O tabu a ser quebrado

"O que hoje é um tabu a ser quebrado diz respeito à desigualdade e à exclusão. Há uma divisão, numa sociedade neoescravista como a nossa, que veio à tona nos últimos tempos. A sociedade fundada no escravismo – e que não abandonou uma mentalidade escravista – está entranhada em muitas formas de se viver no Brasil. Pensar que os negros não estão aí para ser olhados como subalternos, invisibilizados, é uma questão viva. Assim como a questão da nítida separação entre masculino e feminino, fundada na relação patriarcal em que o homem manda e a mulher se subordina ao homem. Esses também são tabus que têm sido quebrados, mas permanecem tabus, reinvindicando o seu antigo poder. Isso está em jogo hoje. Mas não de uma maneira linear, como se a cultura tivesse um centro. Está na arte, no comportamento, nas questões institucionais. Ela se manifesta de muitos lados".

Emicida

"No show de Emicida e no documentário AmarElo – É tudo para Ontem , há uma história, uma linhagem da negritude, da ancestralidade negra marginalizada que ele traz para o centro e para o seu show no Theatro Municipal de São Paulo. Por ser no Theatro Municipal, havia esse caráter emblemático ligado à Semana de Arte Moderna. A obra reinvindica uma ligação com nomes como Mário de Andrade e Oswald de Andrade. O documentário pensa diferenças e afinidades com a tradição modernista. AmarElo é o mais significativo dos acontecimentos culturais recentes por ocasião do centenário da Semana de Arte Moderna. Tem relação explícita com o Modernismo. Não é como os manifestos modernistas, em que você lançava um movimento e definia os princípios que usaria. Emicida vem do rap, mas conversa com o samba. Isso é diferente dos que defendem a pureza do rap. A tradição do rap em São Paulo volta a considerar a música brasileira, o samba. É o que a cultura hiphop trouxe como consciência de um sujeito periférico. Ao retomar a relação com o samba, pode-se dizer que isso é um passo além e, ao mesmo tempo, um passo atrás. Não no sentido de atraso, mas um passo de incluir-se na tradição. Um passo além, dentro de uma tradição, que é a do samba. Isso aí nos tira do heroísmo das vanguardas. Mas não é um passo à frente, fazendo com que fiquemlá os atrasados. Não é, insisto. Emicida tem um interesse forte pela literatura, um traço da cultura brasileira em que artistas da MPB dialogam com a literatura, como Chico Buarque e Caetano Veloso. Não me interessa a discussão se ele está dando um passo além, o que seria um modernismo hoje. O mais importante é que ele tem esse testemunho que vem da experiência das margens da sociedade da cultura. Ele formula isso na esteira da criação de um sujeito periférico que vem para o centro. Isso o faz se unir ao samba e à literatura, que está ligada ao Modernismo. Por isso, Mário e Oswald de Andrade são importantes para ele".
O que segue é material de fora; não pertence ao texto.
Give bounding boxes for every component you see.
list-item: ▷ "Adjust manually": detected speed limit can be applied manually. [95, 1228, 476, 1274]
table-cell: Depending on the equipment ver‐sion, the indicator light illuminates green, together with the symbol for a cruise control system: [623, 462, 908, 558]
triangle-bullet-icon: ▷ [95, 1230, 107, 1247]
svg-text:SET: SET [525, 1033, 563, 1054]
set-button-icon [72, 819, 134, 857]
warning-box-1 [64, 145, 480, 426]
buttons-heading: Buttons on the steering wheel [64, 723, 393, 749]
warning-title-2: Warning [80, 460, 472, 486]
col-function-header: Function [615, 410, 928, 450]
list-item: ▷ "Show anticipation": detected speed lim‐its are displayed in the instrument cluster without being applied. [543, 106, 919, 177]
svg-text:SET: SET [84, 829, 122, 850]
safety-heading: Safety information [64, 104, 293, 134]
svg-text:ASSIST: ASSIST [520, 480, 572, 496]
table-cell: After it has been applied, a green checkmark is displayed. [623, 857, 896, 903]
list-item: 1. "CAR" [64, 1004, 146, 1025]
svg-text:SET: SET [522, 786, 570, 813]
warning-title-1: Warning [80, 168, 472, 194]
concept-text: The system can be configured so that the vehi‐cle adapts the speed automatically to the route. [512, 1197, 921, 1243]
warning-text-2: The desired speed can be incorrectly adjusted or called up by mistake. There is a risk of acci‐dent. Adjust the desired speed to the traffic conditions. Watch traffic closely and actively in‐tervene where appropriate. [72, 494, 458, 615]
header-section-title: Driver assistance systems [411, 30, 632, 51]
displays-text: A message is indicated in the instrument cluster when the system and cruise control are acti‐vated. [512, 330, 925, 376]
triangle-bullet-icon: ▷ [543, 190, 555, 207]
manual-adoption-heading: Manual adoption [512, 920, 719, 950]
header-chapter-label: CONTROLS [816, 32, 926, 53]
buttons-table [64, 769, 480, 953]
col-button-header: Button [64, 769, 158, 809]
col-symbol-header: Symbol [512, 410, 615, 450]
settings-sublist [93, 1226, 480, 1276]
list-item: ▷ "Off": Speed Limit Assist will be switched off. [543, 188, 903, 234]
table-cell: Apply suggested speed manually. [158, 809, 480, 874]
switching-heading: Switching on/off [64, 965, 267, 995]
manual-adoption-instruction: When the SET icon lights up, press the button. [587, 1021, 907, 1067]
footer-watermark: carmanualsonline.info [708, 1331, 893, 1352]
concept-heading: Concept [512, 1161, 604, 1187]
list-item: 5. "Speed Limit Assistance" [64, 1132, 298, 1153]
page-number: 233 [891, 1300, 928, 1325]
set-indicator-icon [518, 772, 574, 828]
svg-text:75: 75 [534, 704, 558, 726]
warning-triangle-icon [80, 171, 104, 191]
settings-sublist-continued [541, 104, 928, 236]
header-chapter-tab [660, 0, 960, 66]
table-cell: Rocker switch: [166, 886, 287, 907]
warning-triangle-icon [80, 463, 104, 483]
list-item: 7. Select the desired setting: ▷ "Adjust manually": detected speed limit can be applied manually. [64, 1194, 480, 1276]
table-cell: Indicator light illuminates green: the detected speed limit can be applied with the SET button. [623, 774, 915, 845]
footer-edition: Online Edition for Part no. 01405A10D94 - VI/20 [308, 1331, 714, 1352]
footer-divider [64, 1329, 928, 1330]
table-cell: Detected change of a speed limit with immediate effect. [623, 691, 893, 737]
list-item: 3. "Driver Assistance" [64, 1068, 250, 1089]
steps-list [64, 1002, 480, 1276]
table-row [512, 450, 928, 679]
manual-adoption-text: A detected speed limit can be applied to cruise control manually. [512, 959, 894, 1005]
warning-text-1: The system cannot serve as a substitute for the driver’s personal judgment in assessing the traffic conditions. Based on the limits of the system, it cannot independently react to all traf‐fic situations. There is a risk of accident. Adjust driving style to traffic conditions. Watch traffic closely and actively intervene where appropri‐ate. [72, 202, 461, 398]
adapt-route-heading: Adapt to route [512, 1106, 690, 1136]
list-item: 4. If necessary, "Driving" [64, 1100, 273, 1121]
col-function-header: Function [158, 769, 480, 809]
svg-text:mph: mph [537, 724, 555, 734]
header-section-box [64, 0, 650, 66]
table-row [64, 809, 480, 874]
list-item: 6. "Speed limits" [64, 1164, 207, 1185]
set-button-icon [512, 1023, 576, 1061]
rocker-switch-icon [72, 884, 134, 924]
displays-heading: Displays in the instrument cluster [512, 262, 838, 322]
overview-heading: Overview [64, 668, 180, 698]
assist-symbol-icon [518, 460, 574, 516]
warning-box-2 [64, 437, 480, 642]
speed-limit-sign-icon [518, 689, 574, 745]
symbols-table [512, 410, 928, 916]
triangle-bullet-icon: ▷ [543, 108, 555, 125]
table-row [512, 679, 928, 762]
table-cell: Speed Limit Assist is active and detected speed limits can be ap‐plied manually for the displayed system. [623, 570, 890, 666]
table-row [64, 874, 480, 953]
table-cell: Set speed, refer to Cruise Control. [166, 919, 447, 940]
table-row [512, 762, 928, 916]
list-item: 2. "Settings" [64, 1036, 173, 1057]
Modernidade, em tempo presente

"2022 é decisivo para o destino do Brasil moderno. Vamos afundar nessa regressão desmanteladora da cultura ou o país é capaz de responder a isso e afirmar outras possibilidades? Porque o que está aí é o antimoderno. O antimoderno é contra as transformações da vida. É contra uma visão integrada da sociedade brasileira não excludente. É contra as instituições culturais que foram penosamente construídas, sempre precárias: universidades, bibliotecas, cinemateca, todas essas atacadas. Foi o espírito do Modernismo que criou essas instituições, que pensou memória cultural, que pensou o país em sua complexidade, em como se afirmar com uma originalidade cultural no mundo. Assim fez a arquitetura moderna, a literatura, a música brasileira. Modernismo hoje é o resultado disso. Isso vai ser dilapidado ou ainda vale? Valeu de alguma coisa ter existido Machado de Assis, Guimarães Rosa e Clarice Lispector? O país segue com esta destruição antimoderna ou responderá a isso? Só vejo possibilidade se incluirmos a riqueza desses 100 anos de cultura moderna, que estão sob ataque. É também a destruição ambiental, é o desmantelamento das instituições culturais. Vamos afirmar que o Brasil não se resume a isto? Todas as efemérides culturais em 2022 são uma mesma. Tudo é questão do moderno Brasil, remetendo aos 200 anos da Independência. Essas questões se encontram hoje. É o destino da nação, e envolve o Modernismo, o moderno num sentido mais amplo, e a barbárie. É o que precisa ser dito".